Not only have ExpressVPN revealed all their cards on the CDT website, but they have also gone even further in their pursuit of gaining their users’ trust by setting up a Trust Center on their website. In simple language, ExpressVPN is using this page to illustrate their commitment to customer privacy and how they implement that obligation with innovations in both their hardware and software.

ExpressVPN highlight the following four areas in which they dedicate themselves to privacy and security:

1. Compromise – ensuring their system is as difficult to compromise as possible by introducing state-of-the-art security features, like a “moat filled with bloodthirsty crocodiles”.

2. Damage control – minimizing the effect a system breach has on the users by restricting the amount of information even the most ingenious cybercriminal has access to.

3. Time – reducing the time the system is compromised to a minimum, making a hacker’s time spent in the system as short as possible.

4. Validation – a systematic endorsement of the above by the constant checking and rechecking of their system’s security features so they can stay ahead of the cybercrime game.

Expressing Themselves

ExpressVPN’s willingness to engage in the CDT’s initiative and its forward-thinking approach to the problems of security, privacy, and trust indicate that ExpressVPN is committed to providing a without compromise.
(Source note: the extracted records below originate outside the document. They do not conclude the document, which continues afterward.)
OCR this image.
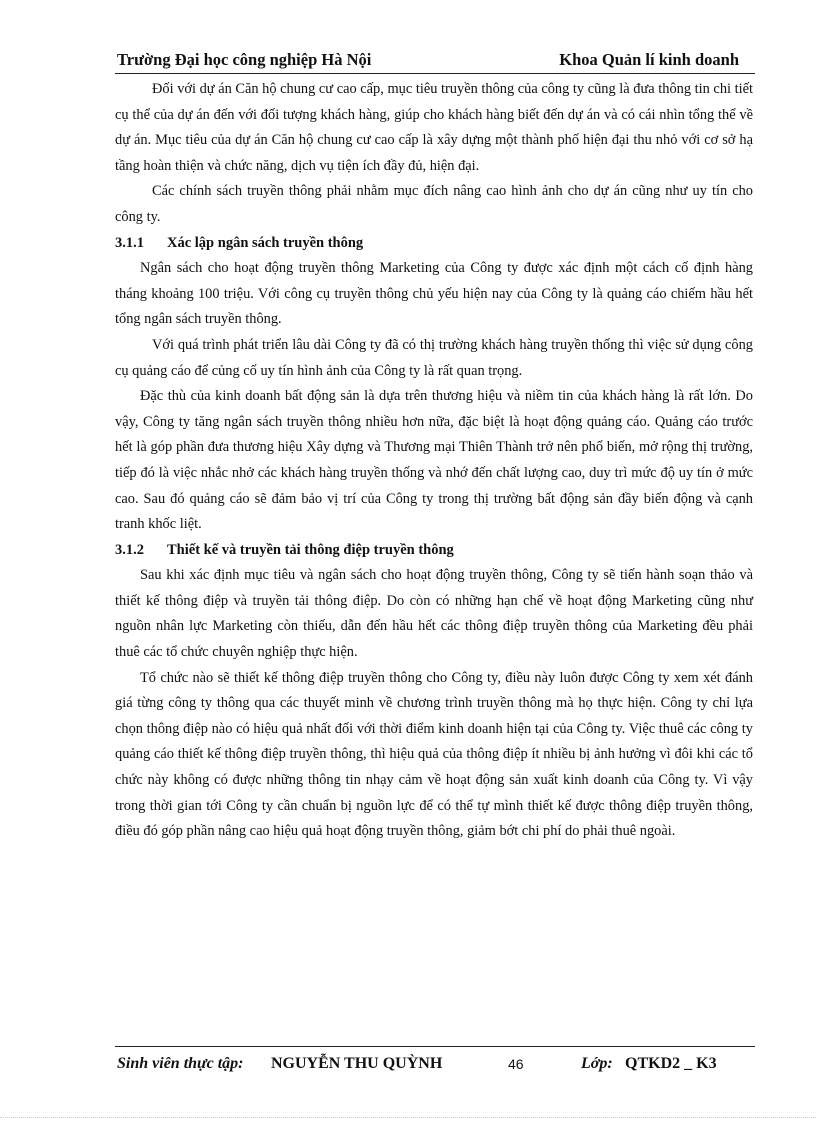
Trường Đại học công nghiệp Hà Nội	Khoa Quản lí kinh doanh

Đối với dự án Căn hộ chung cư cao cấp, mục tiêu truyền thông của công ty cũng là đưa thông tin chi tiết cụ thể của dự án đến với đối tượng khách hàng, giúp cho khách hàng biết đến dự án và có cái nhìn tổng thể về dự án. Mục tiêu của dự án Căn hộ chung cư cao cấp là xây dựng một thành phố hiện đại thu nhỏ với cơ sở hạ tầng hoàn thiện và chức năng, dịch vụ tiện ích đầy đủ, hiện đại.

Các chính sách truyền thông phải nhằm mục đích nâng cao hình ảnh cho dự án cũng như uy tín cho công ty.

3.1.1 Xác lập ngân sách truyền thông

Ngân sách cho hoạt động truyền thông Marketing của Công ty được xác định một cách cố định hàng tháng khoảng 100 triệu. Với công cụ truyền thông chủ yếu hiện nay của Công ty là quảng cáo chiếm hầu hết tổng ngân sách truyền thông.

Với quá trình phát triển lâu dài Công ty đã có thị trường khách hàng truyền thống thì việc sử dụng công cụ quảng cáo để củng cố uy tín hình ảnh của Công ty là rất quan trọng.

Đặc thù của kinh doanh bất động sản là dựa trên thương hiệu và niềm tin của khách hàng là rất lớn. Do vậy, Công ty tăng ngân sách truyền thông nhiều hơn nữa, đặc biệt là hoạt động quảng cáo. Quảng cáo trước hết là góp phần đưa thương hiệu Xây dựng và Thương mại Thiên Thành trở nên phổ biến, mở rộng thị trường, tiếp đó là việc nhắc nhở các khách hàng truyền thống và nhớ đến chất lượng cao, duy trì mức độ uy tín ở mức cao. Sau đó quảng cáo sẽ đảm bảo vị trí của Công ty trong thị trường bất động sản đầy biến động và cạnh tranh khốc liệt.

3.1.2 Thiết kế và truyền tải thông điệp truyền thông

Sau khi xác định mục tiêu và ngân sách cho hoạt động truyền thông, Công ty sẽ tiến hành soạn thảo và thiết kế thông điệp và truyền tải thông điệp. Do còn có những hạn chế về hoạt động Marketing cũng như nguồn nhân lực Marketing còn thiếu, dẫn đến hầu hết các thông điệp truyền thông của Marketing đều phải thuê các tổ chức chuyên nghiệp thực hiện.

Tổ chức nào sẽ thiết kế thông điệp truyền thông cho Công ty, điều này luôn được Công ty xem xét đánh giá từng công ty thông qua các thuyết minh về chương trình truyền thông mà họ thực hiện. Công ty chỉ lựa chọn thông điệp nào có hiệu quả nhất đối với thời điểm kinh doanh hiện tại của Công ty. Việc thuê các công ty quảng cáo thiết kế thông điệp truyền thông, thì hiệu quả của thông điệp ít nhiều bị ảnh hưởng vì đôi khi các tổ chức này không có được những thông tin nhạy cảm về hoạt động sản xuất kinh doanh của Công ty. Vì vậy trong thời gian tới Công ty cần chuẩn bị nguồn lực để có thể tự mình thiết kế được thông điệp truyền thông, điều đó góp phần nâng cao hiệu quả hoạt động truyền thông, giảm bớt chi phí do phải thuê ngoài.

Sinh viên thực tập: NGUYỄN THU QUỲNH	46	Lớp: QTKD2 _ K3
By associating itself with a non-profit company that is dedicated to keeping the internet open, free and innovative, ExpressVPN proves their worth as a reputable VPN provider.

Although ExpressVPN isn’t the only company to work with the CDT to prove their transparency and commitment to user security, its enthusiasm for the project is reiterated in its development of the Trust Center. With the latest technological developments at their fingertips, paired with an unparalleled dedication to user privacy and security, ExpressVPN has established themselves as a reliable VPN service that’s willing to go the extra mile for its customers.